Critics argue that existing DC plan contribution caps should be rolled back because they favor wealthier employees.
“About two-thirds of the tax breaks for contributions to 401(k) plans go to taxpayers in the top 20% of the income distribution,” said Monique Morrissey, an economist for the Economic Policy Institute. “There's no reason to subsidize contributions of $16,500, because few households can afford to contribute this much, and high-income households by and large aren't saving more because of these tax breaks but are simply shifting savings to tax-favored accounts,” she added.
“If you're going to look at tax subsidies, why not look at the best and fairest way to provide adequate benefits to everybody?” asked Karen Friedman, executive vice president and policy director for the Pension Rights Center.
Teresa Ghilarducci, director of the Bernard Schwartz Center for Economic Policy Analysis at The New School, said: “I would roll back the cap to about $5,000 and then redistribute the savings to workers without pensions in the form of a tax credit of $600, and that would be revenue-neutral. It would be a lot fairer and would expand pensions to more than 60 million people who currently don't have pensions.”
Still, others are concerned that reducing the tax incentives for plans would undermine plan support by company executives — who benefit from higher contribution and benefit caps.
“There's already concern that companies may become less interested in tax-qualified retirement plans because of limited benefits to higher-paid employees of the company,” said Andrew Oringer, an attorney with the law firm Ropes & Gray LLP who focuses on the Employee Retirement Income Security Act of 1974. “Lowering the caps could exacerbate those concerns.”
“In the past, when they have lowered the limits for DB plans, it has reduced support for these plans by corporate decision makers,” added Judy Schub, managing director of The Committee on Investment of Employee Benefit Assets.
Among the options the Obama administration's fiscal commission is considering are zeroing out or paring existing tax breaks for contributions to corporate defined-benefit and defined-contribution retirement plans, confirmed a senior commission official, who asked not to be identified.
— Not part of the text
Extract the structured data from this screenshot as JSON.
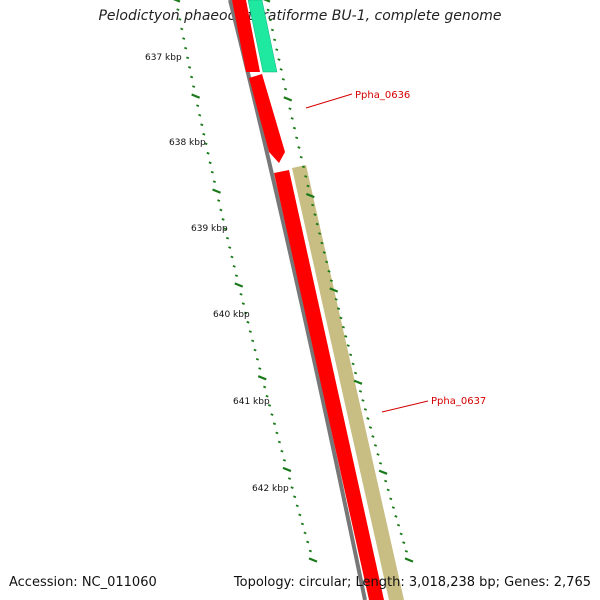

But the potential changes, which were not detailed in a draft of recommendations released Nov. 10 by the commission's co-chairmen — Alan Simpson, former Wyoming Republican senator, and Erskine Bowles, who served as chief of staff to President Bill Clinton — have yet to be determined by the 18 commissioners, the official said.
KEEPING MUM
Leading House Republicans were holding their pension cards close to the vest. Rep. John Boehner, R-Ohio, who is expected to become speaker of the House in January, had no comment, said Michael Steel, spokesman for the lawmaker.
“At this point, it's too soon to speculate on any specific policy changes,” said Alexa Marrero, a spokeswoman for Rep. John Kline, R-Minn., who is in line to become chairman of the influential House Education and Labor Committee.
Some pension industry lobbyists are predicting that any legislation to roll back the caps on plan contributions will be blocked by the new House Republican majority, in part because the higher-income individuals that benefit from the existing caps include GOP campaign donors.
“Republican control of the House is going to prevent any further discussion of reducing the tax expenditures for retirement savings,” said Bradford P. Campbell, former assistant secretary of labor for the Employee Benefits Security Administration and now of counsel to the law firm Schiff Hardin LLP. “There is still a very strong belief among Republicans that reducing taxes spurs economic growth.”
Doug Halonen is a reporter at sister publication Pensions & Investments.